You Ruxu, Liu Zijie
Department of Pharmacy, Union Hospital, Tongji Medical College, Huazhong University of Science and Technology, Wuhan, China.
Institute of Materia Medica, Chinese Academy of Medical Sciences and Peking Union Medical College, Beijing, China.
Front Pharmacol. 2020 Nov 16;11:575893. doi: 10.3389/fphar.2020.575893. eCollection 2020.
Prevalence of osteoporosis in Chinese postmenopausal women has significantly increased over the past decade and oral bisphosphonates are the most potent antiresorptive drugs. The purpose of the present research was to evaluate the cost-effectiveness of oral alendronate for individuals with osteoporosis. We also assessed the impact of medication compliance and persistence on economic outcomes of alendronate and potential economic evaluations of persistence-enhancing interventions. We constructed an individual-level state-transition model to project health outcomes and costs of oral alendronate for Chinese postmenopausal osteoporotic women. The impact of medication compliance and persistence on economic evaluation was addressed in various scenario analyses. Model inputs were derived from clinical trials and published sources, where available. Deterministic and probabilistic sensitivity analyses were conducted to explore the impact of uncertainties and assumptions on the cost-effectiveness results. Compared with no treatment, alendronate treatment was associated with an additional 0.052 QALYs (quality-adjusted life-years) at an additional cost of USD 738, which yielded an incremental cost-effectiveness ratio (ICER) of USD 14,192.308/QALY. The ICER for the different scenarios (full compliance, full persistence, and both full persistence and full compliance) was USD 4,933.333/QALY, USD 3,006.849/QALY, and USD 2,049.822/QALY, respectively.
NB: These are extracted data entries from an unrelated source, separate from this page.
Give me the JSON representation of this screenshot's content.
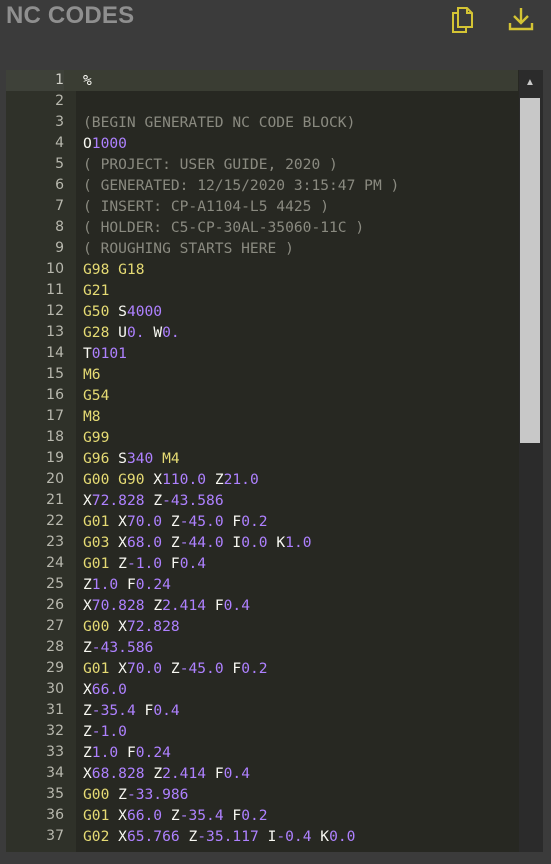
{
  "header": {
    "title": "NC CODES",
    "copy_icon": "copy-icon",
    "download_icon": "download-icon",
    "icon_color": "#d4c434"
  },
  "editor": {
    "active_line": 1,
    "lines": [
      {
        "n": "1",
        "t": [
          [
            "a",
            "%"
          ]
        ]
      },
      {
        "n": "2",
        "t": []
      },
      {
        "n": "3",
        "t": [
          [
            "c",
            "(BEGIN GENERATED NC CODE BLOCK)"
          ]
        ]
      },
      {
        "n": "4",
        "t": [
          [
            "a",
            "O"
          ],
          [
            "n",
            "1000"
          ]
        ]
      },
      {
        "n": "5",
        "t": [
          [
            "c",
            "( PROJECT: USER GUIDE, 2020 )"
          ]
        ]
      },
      {
        "n": "6",
        "t": [
          [
            "c",
            "( GENERATED: 12/15/2020 3:15:47 PM )"
          ]
        ]
      },
      {
        "n": "7",
        "t": [
          [
            "c",
            "( INSERT: CP-A1104-L5 4425 )"
          ]
        ]
      },
      {
        "n": "8",
        "t": [
          [
            "c",
            "( HOLDER: C5-CP-30AL-35060-11C )"
          ]
        ]
      },
      {
        "n": "9",
        "t": [
          [
            "c",
            "( ROUGHING STARTS HERE )"
          ]
        ]
      },
      {
        "n": "10",
        "t": [
          [
            "g",
            "G98 G18"
          ]
        ]
      },
      {
        "n": "11",
        "t": [
          [
            "g",
            "G21"
          ]
        ]
      },
      {
        "n": "12",
        "t": [
          [
            "g",
            "G50 "
          ],
          [
            "a",
            "S"
          ],
          [
            "n",
            "4000"
          ]
        ]
      },
      {
        "n": "13",
        "t": [
          [
            "g",
            "G28 "
          ],
          [
            "a",
            "U"
          ],
          [
            "n",
            "0. "
          ],
          [
            "a",
            "W"
          ],
          [
            "n",
            "0."
          ]
        ]
      },
      {
        "n": "14",
        "t": [
          [
            "a",
            "T"
          ],
          [
            "n",
            "0101"
          ]
        ]
      },
      {
        "n": "15",
        "t": [
          [
            "g",
            "M6"
          ]
        ]
      },
      {
        "n": "16",
        "t": [
          [
            "g",
            "G54"
          ]
        ]
      },
      {
        "n": "17",
        "t": [
          [
            "g",
            "M8"
          ]
        ]
      },
      {
        "n": "18",
        "t": [
          [
            "g",
            "G99"
          ]
        ]
      },
      {
        "n": "19",
        "t": [
          [
            "g",
            "G96 "
          ],
          [
            "a",
            "S"
          ],
          [
            "n",
            "340 "
          ],
          [
            "g",
            "M4"
          ]
        ]
      },
      {
        "n": "20",
        "t": [
          [
            "g",
            "G00 G90 "
          ],
          [
            "a",
            "X"
          ],
          [
            "n",
            "110.0 "
          ],
          [
            "a",
            "Z"
          ],
          [
            "n",
            "21.0"
          ]
        ]
      },
      {
        "n": "21",
        "t": [
          [
            "a",
            "X"
          ],
          [
            "n",
            "72.828 "
          ],
          [
            "a",
            "Z"
          ],
          [
            "n",
            "-43.586"
          ]
        ]
      },
      {
        "n": "22",
        "t": [
          [
            "g",
            "G01 "
          ],
          [
            "a",
            "X"
          ],
          [
            "n",
            "70.0 "
          ],
          [
            "a",
            "Z"
          ],
          [
            "n",
            "-45.0 "
          ],
          [
            "a",
            "F"
          ],
          [
            "n",
            "0.2"
          ]
        ]
      },
      {
        "n": "23",
        "t": [
          [
            "g",
            "G03 "
          ],
          [
            "a",
            "X"
          ],
          [
            "n",
            "68.0 "
          ],
          [
            "a",
            "Z"
          ],
          [
            "n",
            "-44.0 "
          ],
          [
            "a",
            "I"
          ],
          [
            "n",
            "0.0 "
          ],
          [
            "a",
            "K"
          ],
          [
            "n",
            "1.0"
          ]
        ]
      },
      {
        "n": "24",
        "t": [
          [
            "g",
            "G01 "
          ],
          [
            "a",
            "Z"
          ],
          [
            "n",
            "-1.0 "
          ],
          [
            "a",
            "F"
          ],
          [
            "n",
            "0.4"
          ]
        ]
      },
      {
        "n": "25",
        "t": [
          [
            "a",
            "Z"
          ],
          [
            "n",
            "1.0 "
          ],
          [
            "a",
            "F"
          ],
          [
            "n",
            "0.24"
          ]
        ]
      },
      {
        "n": "26",
        "t": [
          [
            "a",
            "X"
          ],
          [
            "n",
            "70.828 "
          ],
          [
            "a",
            "Z"
          ],
          [
            "n",
            "2.414 "
          ],
          [
            "a",
            "F"
          ],
          [
            "n",
            "0.4"
          ]
        ]
      },
      {
        "n": "27",
        "t": [
          [
            "g",
            "G00 "
          ],
          [
            "a",
            "X"
          ],
          [
            "n",
            "72.828"
          ]
        ]
      },
      {
        "n": "28",
        "t": [
          [
            "a",
            "Z"
          ],
          [
            "n",
            "-43.586"
          ]
        ]
      },
      {
        "n": "29",
        "t": [
          [
            "g",
            "G01 "
          ],
          [
            "a",
            "X"
          ],
          [
            "n",
            "70.0 "
          ],
          [
            "a",
            "Z"
          ],
          [
            "n",
            "-45.0 "
          ],
          [
            "a",
            "F"
          ],
          [
            "n",
            "0.2"
          ]
        ]
      },
      {
        "n": "30",
        "t": [
          [
            "a",
            "X"
          ],
          [
            "n",
            "66.0"
          ]
        ]
      },
      {
        "n": "31",
        "t": [
          [
            "a",
            "Z"
          ],
          [
            "n",
            "-35.4 "
          ],
          [
            "a",
            "F"
          ],
          [
            "n",
            "0.4"
          ]
        ]
      },
      {
        "n": "32",
        "t": [
          [
            "a",
            "Z"
          ],
          [
            "n",
            "-1.0"
          ]
        ]
      },
      {
        "n": "33",
        "t": [
          [
            "a",
            "Z"
          ],
          [
            "n",
            "1.0 "
          ],
          [
            "a",
            "F"
          ],
          [
            "n",
            "0.24"
          ]
        ]
      },
      {
        "n": "34",
        "t": [
          [
            "a",
            "X"
          ],
          [
            "n",
            "68.828 "
          ],
          [
            "a",
            "Z"
          ],
          [
            "n",
            "2.414 "
          ],
          [
            "a",
            "F"
          ],
          [
            "n",
            "0.4"
          ]
        ]
      },
      {
        "n": "35",
        "t": [
          [
            "g",
            "G00 "
          ],
          [
            "a",
            "Z"
          ],
          [
            "n",
            "-33.986"
          ]
        ]
      },
      {
        "n": "36",
        "t": [
          [
            "g",
            "G01 "
          ],
          [
            "a",
            "X"
          ],
          [
            "n",
            "66.0 "
          ],
          [
            "a",
            "Z"
          ],
          [
            "n",
            "-35.4 "
          ],
          [
            "a",
            "F"
          ],
          [
            "n",
            "0.2"
          ]
        ]
      },
      {
        "n": "37",
        "t": [
          [
            "g",
            "G02 "
          ],
          [
            "a",
            "X"
          ],
          [
            "n",
            "65.766 "
          ],
          [
            "a",
            "Z"
          ],
          [
            "n",
            "-35.117 "
          ],
          [
            "a",
            "I"
          ],
          [
            "n",
            "-0.4 "
          ],
          [
            "a",
            "K"
          ],
          [
            "n",
            "0.0"
          ]
        ]
      }
    ]
  }
}
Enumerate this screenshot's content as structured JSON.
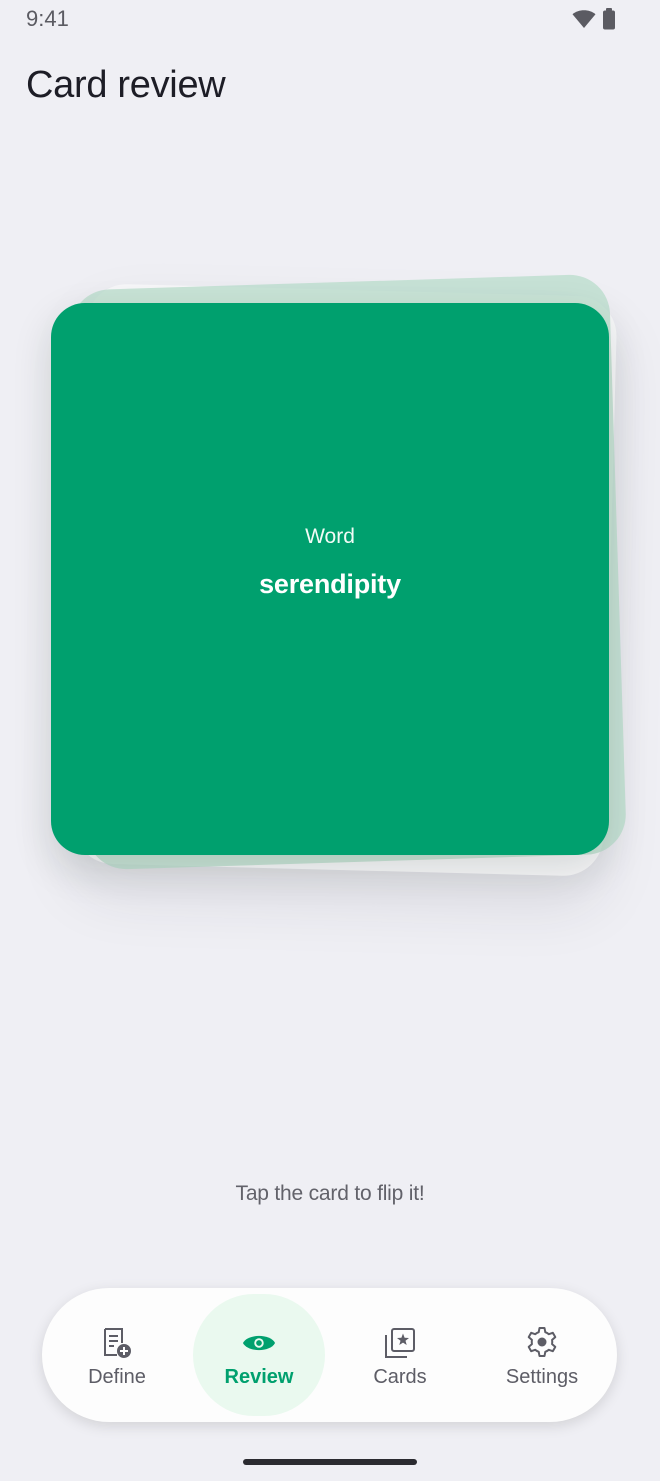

One-way sensitivity analysis showed the ICER was most sensitive to variations in time horizon and residual effect. Probabilistic sensitivity analysis demonstrated that, at a willingness to pay of USD 29,340/QALY, the probability that oral alendronate therapy will be cost-effective is approximately 80%. The findings support the view that oral alendronate is cost-effective for the treatment of osteoporotic fractures in Chinese postmenopausal women. Medication persistence is found to have a greater impact on cost-effectiveness than compliance and interventions to improve persistence to be an efficient use of resources.
在过去十年中,中国绝经后女性骨质疏松症的患病率显著上升,口服双膦酸盐是最有效的抗吸收药物。本研究的目的是评估口服阿仑膦酸钠对骨质疏松症患者的成本效益。我们还评估了药物依从性和持续性对阿仑膦酸钠经济结果的影响以及增强持续性干预措施的潜在经济评估。我们构建了一个个体水平的状态转换模型,以预测中国绝经后骨质疏松症女性口服阿仑膦酸钠的健康结果和成本。在各种情景分析中探讨了药物依从性和持续性对经济评估的影响。模型输入数据来源于临床试验和已发表的资料(如有)。进行了确定性和概率敏感性分析,以探讨不确定性和假设对成本效益结果的影响。与未治疗相比,阿仑膦酸钠治疗可额外增加0.052个质量调整生命年(QALY),额外成本为738美元,增量成本效益比(ICER)为14,192.308美元/QALY。不同情景(完全依从、完全持续以及完全持续且完全依从)的ICER分别为4,933.333美元/QALY、3,006.849美元/QALY和2,049.822美元/QALY。单向敏感性分析表明,ICER对时间跨度和残留效应的变化最为敏感。概率敏感性分析表明,在支付意愿为29,340美元/QALY时,口服阿仑膦酸钠治疗具有成本效益的概率约为80%。研究结果支持以下观点:口服阿仑膦酸钠治疗中国绝经后女性骨质疏松性骨折具有成本效益。发现药物持续性对成本效益的影响大于依从性,并且改善持续性的干预措施是资源的有效利用。